Early in March of this year the Warner Bros company Alcon Entertainment bought the film, television and ancillary franchise rights to Blade Runner, to produce prequels and sequels, spin-offs and reboots at will.

Sending an initial shudder through the legion of fans, both of the 1982 film and of Philip K. Dick’s source novel Do Androids Dream of Electric Sheep?, there were projections of diluted returns to the neon infused dystopia so beautifully rendered in Ridley Scott’s film.

A series of three novels set after the events of the film acted as a sequel of sorts and were written by Dick’s friend K. W. Jeter, beginning with Blade Runner 2: The Edge of Human. An early PC CD-Rom game based in the world was released in 1997 but the unexpected news today promises an altogether brighter future for one of the most beloved and influential movies in the sci-fi genre.

Deadline are reporting that when Ridley Scott is finished with Prometheus, his next walk in the Alien-verse, he will take on another Blade Runner film for Alcon, allaying fears that we would end up with a McG directed Blade Runnerer: Time to Die or somesuch nonsense.

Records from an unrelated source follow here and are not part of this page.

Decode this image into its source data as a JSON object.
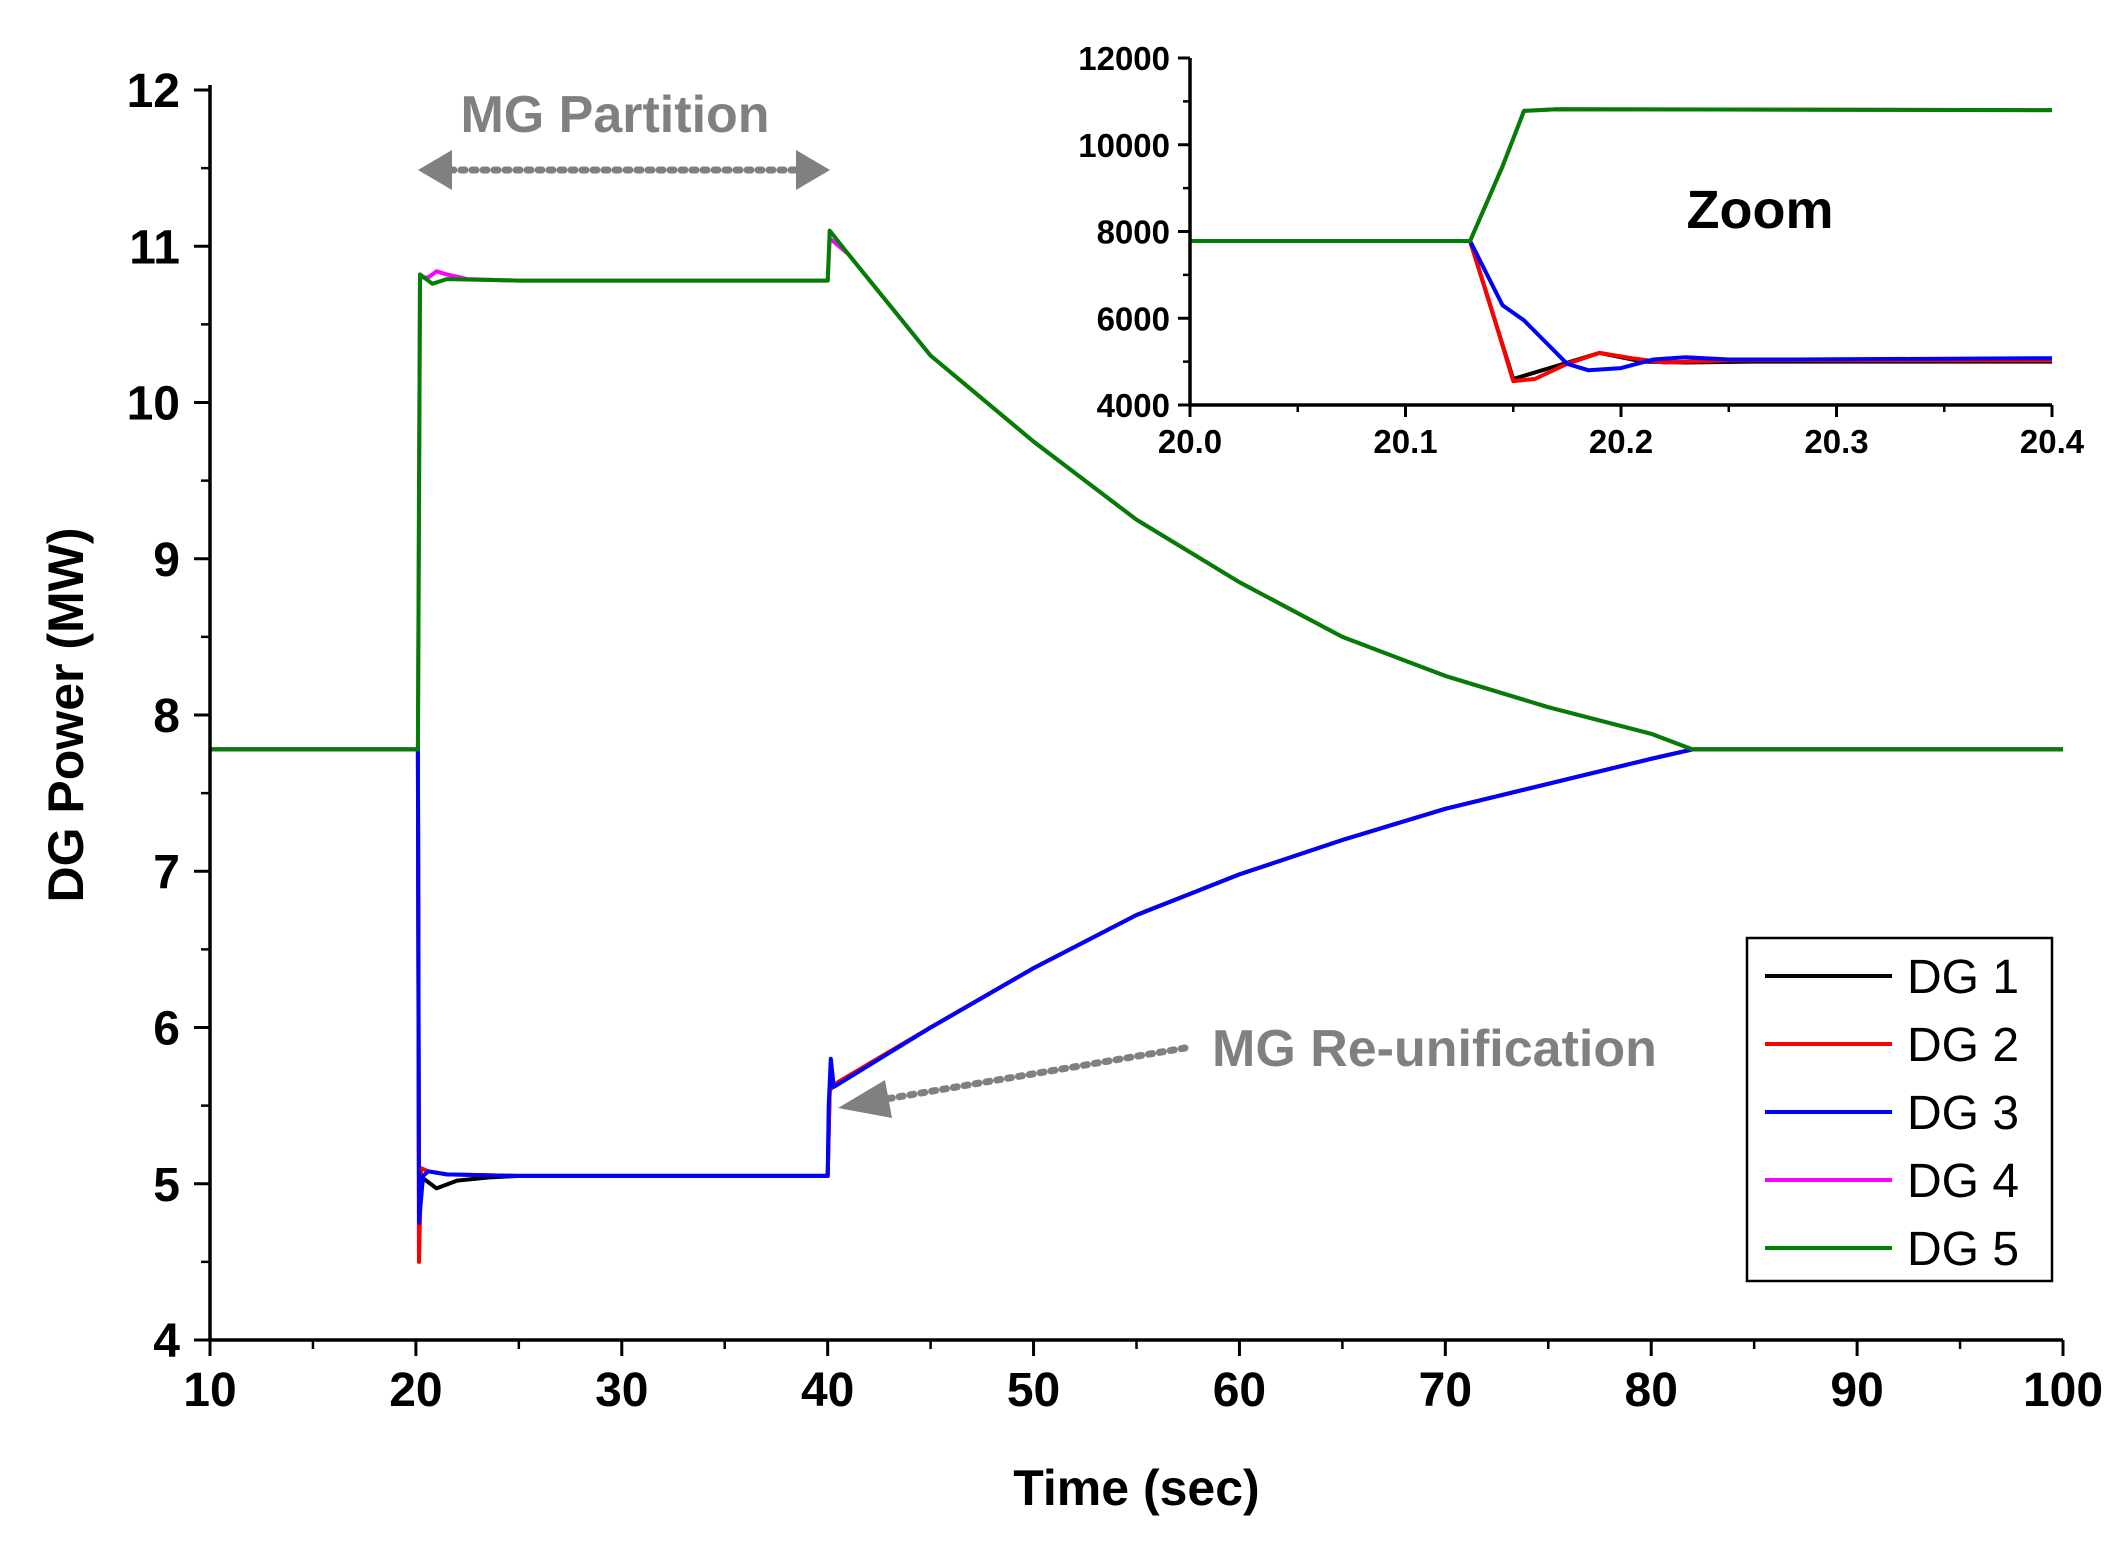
{
  "chart_data": [
    {
      "type": "line",
      "name": "main",
      "xlabel": "Time (sec)",
      "ylabel": "DG Power (MW)",
      "xlim": [
        10,
        100
      ],
      "ylim": [
        4,
        12
      ],
      "xticks": [
        10,
        20,
        30,
        40,
        50,
        60,
        70,
        80,
        90,
        100
      ],
      "yticks": [
        4,
        5,
        6,
        7,
        8,
        9,
        10,
        11,
        12
      ],
      "legend_position": "bottom-right",
      "series": [
        {
          "name": "DG 1",
          "color": "#000000",
          "points": [
            [
              10,
              7.78
            ],
            [
              20.1,
              7.78
            ],
            [
              20.15,
              5.0
            ],
            [
              20.3,
              5.04
            ],
            [
              21.0,
              4.97
            ],
            [
              22.0,
              5.02
            ],
            [
              23.5,
              5.04
            ],
            [
              25,
              5.05
            ],
            [
              40,
              5.05
            ],
            [
              40.1,
              5.6
            ],
            [
              40.5,
              5.65
            ],
            [
              45,
              6.0
            ],
            [
              50,
              6.38
            ],
            [
              55,
              6.72
            ],
            [
              60,
              6.98
            ],
            [
              65,
              7.2
            ],
            [
              70,
              7.4
            ],
            [
              75,
              7.56
            ],
            [
              80,
              7.72
            ],
            [
              82,
              7.78
            ],
            [
              100,
              7.78
            ]
          ]
        },
        {
          "name": "DG 2",
          "color": "#ff0000",
          "points": [
            [
              10,
              7.78
            ],
            [
              20.1,
              7.78
            ],
            [
              20.15,
              4.5
            ],
            [
              20.25,
              5.1
            ],
            [
              20.6,
              5.08
            ],
            [
              21.5,
              5.06
            ],
            [
              25,
              5.05
            ],
            [
              40,
              5.05
            ],
            [
              40.1,
              5.6
            ],
            [
              40.5,
              5.65
            ],
            [
              45,
              6.0
            ],
            [
              50,
              6.38
            ],
            [
              55,
              6.72
            ],
            [
              60,
              6.98
            ],
            [
              65,
              7.2
            ],
            [
              70,
              7.4
            ],
            [
              75,
              7.56
            ],
            [
              80,
              7.72
            ],
            [
              82,
              7.78
            ],
            [
              100,
              7.78
            ]
          ]
        },
        {
          "name": "DG 3",
          "color": "#0000ff",
          "points": [
            [
              10,
              7.78
            ],
            [
              20.1,
              7.78
            ],
            [
              20.15,
              4.75
            ],
            [
              20.35,
              5.05
            ],
            [
              20.6,
              5.08
            ],
            [
              21.5,
              5.06
            ],
            [
              25,
              5.05
            ],
            [
              40,
              5.05
            ],
            [
              40.05,
              5.5
            ],
            [
              40.15,
              5.8
            ],
            [
              40.3,
              5.62
            ],
            [
              45,
              6.0
            ],
            [
              50,
              6.38
            ],
            [
              55,
              6.72
            ],
            [
              60,
              6.98
            ],
            [
              65,
              7.2
            ],
            [
              70,
              7.4
            ],
            [
              75,
              7.56
            ],
            [
              80,
              7.72
            ],
            [
              82,
              7.78
            ],
            [
              100,
              7.78
            ]
          ]
        },
        {
          "name": "DG 4",
          "color": "#ff00ff",
          "points": [
            [
              10,
              7.78
            ],
            [
              20.1,
              7.78
            ],
            [
              20.2,
              10.8
            ],
            [
              20.6,
              10.8
            ],
            [
              21.0,
              10.84
            ],
            [
              21.5,
              10.82
            ],
            [
              22.5,
              10.79
            ],
            [
              25,
              10.78
            ],
            [
              40,
              10.78
            ],
            [
              40.1,
              11.05
            ],
            [
              41,
              10.95
            ],
            [
              45,
              10.3
            ],
            [
              50,
              9.75
            ],
            [
              55,
              9.25
            ],
            [
              60,
              8.85
            ],
            [
              65,
              8.5
            ],
            [
              70,
              8.25
            ],
            [
              75,
              8.05
            ],
            [
              80,
              7.88
            ],
            [
              82,
              7.78
            ],
            [
              100,
              7.78
            ]
          ]
        },
        {
          "name": "DG 5",
          "color": "#008000",
          "points": [
            [
              10,
              7.78
            ],
            [
              20.1,
              7.78
            ],
            [
              20.2,
              10.82
            ],
            [
              20.8,
              10.76
            ],
            [
              21.5,
              10.79
            ],
            [
              25,
              10.78
            ],
            [
              40,
              10.78
            ],
            [
              40.1,
              11.1
            ],
            [
              41,
              10.95
            ],
            [
              45,
              10.3
            ],
            [
              50,
              9.75
            ],
            [
              55,
              9.25
            ],
            [
              60,
              8.85
            ],
            [
              65,
              8.5
            ],
            [
              70,
              8.25
            ],
            [
              75,
              8.05
            ],
            [
              80,
              7.88
            ],
            [
              82,
              7.78
            ],
            [
              100,
              7.78
            ]
          ]
        }
      ]
    },
    {
      "type": "line",
      "name": "inset",
      "xlim": [
        20.0,
        20.4
      ],
      "ylim": [
        4000,
        12000
      ],
      "xticks": [
        20.0,
        20.1,
        20.2,
        20.3,
        20.4
      ],
      "xtick_labels": [
        "20.0",
        "20.1",
        "20.2",
        "20.3",
        "20.4"
      ],
      "yticks": [
        4000,
        6000,
        8000,
        10000,
        12000
      ],
      "series": [
        {
          "name": "DG 1",
          "color": "#000000",
          "points": [
            [
              20.0,
              7780
            ],
            [
              20.13,
              7780
            ],
            [
              20.15,
              4600
            ],
            [
              20.17,
              4900
            ],
            [
              20.19,
              5200
            ],
            [
              20.21,
              5000
            ],
            [
              20.23,
              4980
            ],
            [
              20.26,
              5000
            ],
            [
              20.4,
              5000
            ]
          ]
        },
        {
          "name": "DG 2",
          "color": "#ff0000",
          "points": [
            [
              20.0,
              7780
            ],
            [
              20.13,
              7780
            ],
            [
              20.14,
              6200
            ],
            [
              20.15,
              4550
            ],
            [
              20.16,
              4600
            ],
            [
              20.175,
              4950
            ],
            [
              20.19,
              5200
            ],
            [
              20.205,
              5080
            ],
            [
              20.22,
              4980
            ],
            [
              20.25,
              5030
            ],
            [
              20.4,
              5030
            ]
          ]
        },
        {
          "name": "DG 3",
          "color": "#0000ff",
          "points": [
            [
              20.0,
              7780
            ],
            [
              20.13,
              7780
            ],
            [
              20.145,
              6300
            ],
            [
              20.155,
              5950
            ],
            [
              20.165,
              5450
            ],
            [
              20.175,
              4950
            ],
            [
              20.185,
              4800
            ],
            [
              20.2,
              4850
            ],
            [
              20.215,
              5050
            ],
            [
              20.23,
              5100
            ],
            [
              20.25,
              5050
            ],
            [
              20.28,
              5050
            ],
            [
              20.4,
              5080
            ]
          ]
        },
        {
          "name": "DG 4",
          "color": "#ff00ff",
          "points": [
            [
              20.0,
              7780
            ],
            [
              20.13,
              7780
            ],
            [
              20.145,
              9500
            ],
            [
              20.155,
              10780
            ],
            [
              20.17,
              10820
            ],
            [
              20.4,
              10800
            ]
          ]
        },
        {
          "name": "DG 5",
          "color": "#008000",
          "points": [
            [
              20.0,
              7780
            ],
            [
              20.13,
              7780
            ],
            [
              20.145,
              9500
            ],
            [
              20.155,
              10780
            ],
            [
              20.17,
              10820
            ],
            [
              20.4,
              10800
            ]
          ]
        }
      ]
    }
  ],
  "annotations": {
    "partition": "MG Partition",
    "reunification": "MG Re-unification",
    "zoom": "Zoom"
  }
}
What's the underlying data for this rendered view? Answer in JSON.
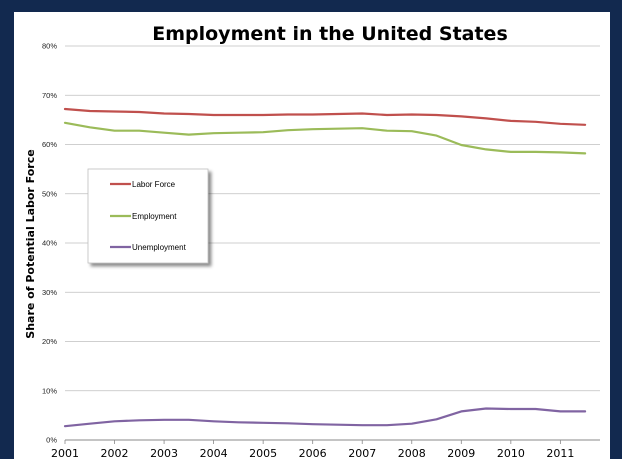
{
  "chart_data": {
    "type": "line",
    "title": "Employment in the United States",
    "xlabel": "",
    "ylabel": "Share of Potential Labor Force",
    "ylim": [
      0,
      80
    ],
    "yticks": [
      "0%",
      "10%",
      "20%",
      "30%",
      "40%",
      "50%",
      "60%",
      "70%",
      "80%"
    ],
    "x": [
      2001,
      2001.5,
      2002,
      2002.5,
      2003,
      2003.5,
      2004,
      2004.5,
      2005,
      2005.5,
      2006,
      2006.5,
      2007,
      2007.5,
      2008,
      2008.5,
      2009,
      2009.5,
      2010,
      2010.5,
      2011,
      2011.5
    ],
    "xticks": [
      "2001",
      "2002",
      "2003",
      "2004",
      "2005",
      "2006",
      "2007",
      "2008",
      "2009",
      "2010",
      "2011"
    ],
    "grid": "horizontal",
    "legend_position": "left",
    "series": [
      {
        "name": "Labor Force",
        "color": "#c0504d",
        "values": [
          67.2,
          66.8,
          66.7,
          66.6,
          66.3,
          66.2,
          66.0,
          66.0,
          66.0,
          66.1,
          66.1,
          66.2,
          66.3,
          66.0,
          66.1,
          66.0,
          65.7,
          65.3,
          64.8,
          64.6,
          64.2,
          64.0
        ]
      },
      {
        "name": "Employment",
        "color": "#9bbb59",
        "values": [
          64.4,
          63.5,
          62.8,
          62.8,
          62.4,
          62.0,
          62.3,
          62.4,
          62.5,
          62.9,
          63.1,
          63.2,
          63.3,
          62.8,
          62.7,
          61.8,
          59.9,
          59.0,
          58.5,
          58.5,
          58.4,
          58.2
        ]
      },
      {
        "name": "Unemployment",
        "color": "#8064a2",
        "values": [
          2.8,
          3.3,
          3.8,
          4.0,
          4.1,
          4.1,
          3.8,
          3.6,
          3.5,
          3.4,
          3.2,
          3.1,
          3.0,
          3.0,
          3.3,
          4.2,
          5.8,
          6.4,
          6.3,
          6.3,
          5.8,
          5.8
        ]
      }
    ]
  }
}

Given the path of Scott’s current film from conception as an Alien prequel to a whole new film set in the universe there is every chance that this one will be neither a sequel or prequel (Deadline aren’t too sure themselve) but a new film set in the world of the Tyrell Corporation and Replicant technology.

Two things are for sure – it’ll be in 3D, and there won’t be a voiceover. Let’s hope they don’t around to the production for some time, and end up releasing the film in 2019, the year in which the first film was set.